But getting through the months of construction has been painful, many neighborhood merchants said. Business is down. Even in the areas where new sidewalks have been installed and the bulldozers have moved away, business has not returned to pre-construction levels, they said.
“It’s very, very difficult,” said James Nixon, co-owner of Toro Mata, a gallery featuring Peruvian art. “You look up and down the streets, and some days it’s a ghost town.”
Nixon has an excellent view of the work — or some might say chaos — from the window of his shop. In recent days, he’s had plenty of time to watch the construction since customers have been few and far between, he said.
Work is now concentrated on 18th Street between Kalorama and Columbia roads NW, the heart of the neighborhood’s commercial district. Many of the area’s most popular and well-known businesses, including Madam’s Organ, Tryst and Amsterdam Falafel, are along this stretch.
Construction workers, bulldozers and other heavy equipment have replaced the cars that used to park along the street. A long stretch of black asphalt has been torn out, exposing the light brown dirt below as workers prepare to repave the road. The sound of jackhammers and the buzz of heavy equipment fill the air during much of the day.

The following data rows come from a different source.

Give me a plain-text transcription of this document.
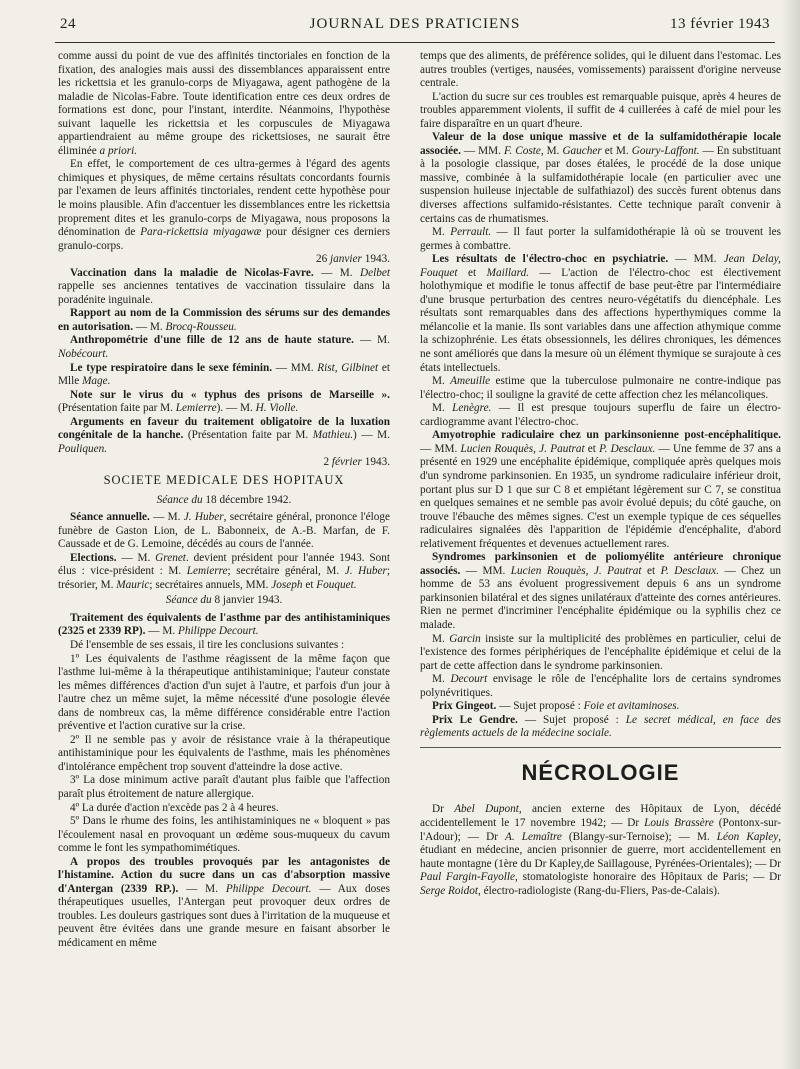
24	JOURNAL DES PRATICIENS	13 février 1943

comme aussi du point de vue des affinités tinctoriales en fonction de la fixation, des analogies mais aussi des dissemblances apparaissent entre les rickettsia et les granulo-corps de Miyagawa, agent pathogène de la maladie de Nicolas-Fabre. Toute identification entre ces deux ordres de formations est donc, pour l'instant, interdite. Néanmoins, l'hypothèse suivant laquelle les rickettsia et les corpuscules de Miyagawa appartiendraient au même groupe des rickettsioses, ne saurait être éliminée a priori.

En effet, le comportement de ces ultra-germes à l'égard des agents chimiques et physiques, de même certains résultats concordants fournis par l'examen de leurs affinités tinctoriales, rendent cette hypothèse pour le moins plausible. Afin d'accentuer les dissemblances entre les rickettsia proprement dites et les granulo-corps de Miyagawa, nous proposons la dénomination de Para-rickettsia miyagawæ pour désigner ces derniers granulo-corps.

26 janvier 1943.

Vaccination dans la maladie de Nicolas-Favre. — M. Delbet rappelle ses anciennes tentatives de vaccination tissulaire dans la poradénite inguinale.

Rapport au nom de la Commission des sérums sur des demandes en autorisation. — M. Brocq-Rousseu.

Anthropométrie d'une fille de 12 ans de haute stature. — M. Nobécourt.

Le type respiratoire dans le sexe féminin. — MM. Rist, Gilbinet et Mlle Mage.

Note sur le virus du « typhus des prisons de Marseille ». (Présentation faite par M. Lemierre). — M. H. Violle.

Arguments en faveur du traitement obligatoire de la luxation congénitale de la hanche. (Présentation faite par M. Mathieu.) — M. Pouliquen.

2 février 1943.

SOCIETE MEDICALE DES HOPITAUX
Séance du 18 décembre 1942.

Séance annuelle. — M. J. Huber, secrétaire général, prononce l'éloge funèbre de Gaston Lion, de L. Babonneix, de A.-B. Marfan, de F. Caussade et de G. Lemoine, décédés au cours de l'année.

Elections. — M. Grenet. devient président pour l'année 1943. Sont élus : vice-président : M. Lemierre; secrétaire général, M. J. Huber; trésorier, M. Mauric; secrétaires annuels, MM. Joseph et Fouquet.

Séance du 8 janvier 1943.

Traitement des équivalents de l'asthme par des antihistaminiques (2325 et 2339 RP). — M. Philippe Decourt.

Dé l'ensemble de ses essais, il tire les conclusions suivantes :

1º Les équivalents de l'asthme réagissent de la même façon que l'asthme lui-même à la thérapeutique antihistaminique; l'auteur constate les mêmes différences d'action d'un sujet à l'autre, et parfois d'un jour à l'autre chez un même sujet, la même nécessité d'une posologie élevée dans de nombreux cas, la même différence considérable entre l'action préventive et l'action curative sur la crise.

2º Il ne semble pas y avoir de résistance vraie à la thérapeutique antihistaminique pour les équivalents de l'asthme, mais les phénomènes d'intolérance empêchent trop souvent d'atteindre la dose active.

3º La dose minimum active paraît d'autant plus faible que l'affection paraît plus étroitement de nature allergique.

4º La durée d'action n'excède pas 2 à 4 heures.

5º Dans le rhume des foins, les antihistaminiques ne « bloquent » pas l'écoulement nasal en provoquant un œdème sous-muqueux du cavum comme le font les sympathomimétiques.

A propos des troubles provoqués par les antagonistes de l'histamine. Action du sucre dans un cas d'absorption massive d'Antergan (2339 RP.). — M. Philippe Decourt. — Aux doses thérapeutiques usuelles, l'Antergan peut provoquer deux ordres de troubles. Les douleurs gastriques sont dues à l'irritation de la muqueuse et peuvent être évitées dans une grande mesure en faisant absorber le médicament en même

temps que des aliments, de préférence solides, qui le diluent dans l'estomac. Les autres troubles (vertiges, nausées, vomissements) paraissent d'origine nerveuse centrale.

L'action du sucre sur ces troubles est remarquable puisque, après 4 heures de troubles apparemment violents, il suffit de 4 cuillerées à café de miel pour les faire disparaître en un quart d'heure.

Valeur de la dose unique massive et de la sulfamidothérapie locale associée. — MM. F. Coste, M. Gaucher et M. Goury-Laffont. — En substituant à la posologie classique, par doses étalées, le procédé de la dose unique massive, combinée à la sulfamidothérapie locale (en particulier avec une suspension huileuse injectable de sulfathiazol) des succès furent obtenus dans diverses affections sulfamido-résistantes. Cette technique paraît convenir à certains cas de rhumatismes.

M. Perrault. — Il faut porter la sulfamidothérapie là où se trouvent les germes à combattre.

Les résultats de l'électro-choc en psychiatrie. — MM. Jean Delay, Fouquet et Maillard. — L'action de l'électro-choc est électivement holothymique et modifie le tonus affectif de base peut-être par l'intermédiaire d'une brusque perturbation des centres neuro-végétatifs du diencéphale. Les résultats sont remarquables dans des affections hyperthymiques comme la mélancolie et la manie. Ils sont variables dans une affection athymique comme la schizophrénie. Les états obsessionnels, les délires chroniques, les démences ne sont améliorés que dans la mesure où un élément thymique se surajoute à ces états intellectuels.

M. Ameuille estime que la tuberculose pulmonaire ne contre-indique pas l'électro-choc; il souligne la gravité de cette affection chez les mélancoliques.

M. Lenègre. — Il est presque toujours superflu de faire un électro-cardiogramme avant l'électro-choc.

Amyotrophie radiculaire chez un parkinsonienne post-encéphalitique. — MM. Lucien Rouquès, J. Pautrat et P. Desclaux. — Une femme de 37 ans a présenté en 1929 une encéphalite épidémique, compliquée après quelques mois d'un syndrome parkinsonien. En 1935, un syndrome radiculaire inférieur droit, portant plus sur D 1 que sur C 8 et empiétant légèrement sur C 7, se constitua en quelques semaines et ne semble pas avoir évolué depuis; du côté gauche, on trouve l'ébauche des mêmes signes. C'est un exemple typique de ces séquelles radiculaires signalées dès l'apparition de l'épidémie d'encéphalite, d'abord relativement fréquentes et devenues actuellement rares.

Syndromes parkinsonien et de poliomyélite antérieure chronique associés. — MM. Lucien Rouquès, J. Pautrat et P. Desclaux. — Chez un homme de 53 ans évoluent progressivement depuis 6 ans un syndrome parkinsonien bilatéral et des signes unilatéraux d'atteinte des cornes antérieures. Rien ne permet d'incriminer l'encéphalite épidémique ou la syphilis chez ce malade.

M. Garcin insiste sur la multiplicité des problèmes en particulier, celui de l'existence des formes périphériques de l'encéphalite épidémique et celui de la part de cette affection dans le syndrome parkinsonien.

M. Decourt envisage le rôle de l'encéphalite lors de certains syndromes polynévritiques.

Prix Gingeot. — Sujet proposé : Foie et avitaminoses.

Prix Le Gendre. — Sujet proposé : Le secret médical, en face des règlements actuels de la médecine sociale.

NÉCROLOGIE

Dr Abel Dupont, ancien externe des Hôpitaux de Lyon, décédé accidentellement le 17 novembre 1942; — Dr Louis Brassère (Pontonx-sur-l'Adour); — Dr A. Lemaître (Blangy-sur-Ternoise); — M. Léon Kapley, étudiant en médecine, ancien prisonnier de guerre, mort accidentellement en haute montagne (1ère du Dr Kapley,de Saillagouse, Pyrénées-Orientales); — Dr Paul Fargin-Fayolle, stomatologiste honoraire des Hôpitaux de Paris; — Dr Serge Roidot, électro-radiologiste (Rang-du-Fliers, Pas-de-Calais).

With newly redeveloped areas of the city such as H Street NE, U Street NW and Penn Quarter drawing nighttime crowds, even the most pessimistic merchants acknowledge that the neighborhood was in desperate need of a facelift. That hasn’t made coping with the construction any easier, but it has forced businesses to become creative.
“Don’t let anything stand between you and your fries!” reads the sign in front of Amsterdam Falafel. “. . . crawl right over those construction guys.”
“Yes, we think the streetscape is great, but it’s like getting a root canal,” said the shop’s owner Arianne Bennett.
Nixon, the gallery owner, said daytime revenue has dropped by half. The gallery used to be open from noon to 8 p.m. Now, Nixon said, he and business partner Hector Zarate open at 9 a.m. and stay as late as midnight.
He and other merchants are considering new strategies. Some want to offer free shoe shines for patrons willing to navigate the mess for a meal or some shopping.
City officials said they have kept business owners and residents up to date on the project. A Web site offers weekly information about upcoming construction work and a place to submit comments or ask questions. A full-time community liaison meets regularly with community members to update them on the project’s progress.
Kristen Barden, executive director of the Adams Morgan Partnership, said wider sidewalks, new streetlights and bike-friendly amenities will replace the narrow sidewalks, bad lighting and leaky pipes that have become unfortunate features of the popular night-life destination. In an attempt to counter construction fatigue, the association recently published a fact sheet reminding business owners that the end is near.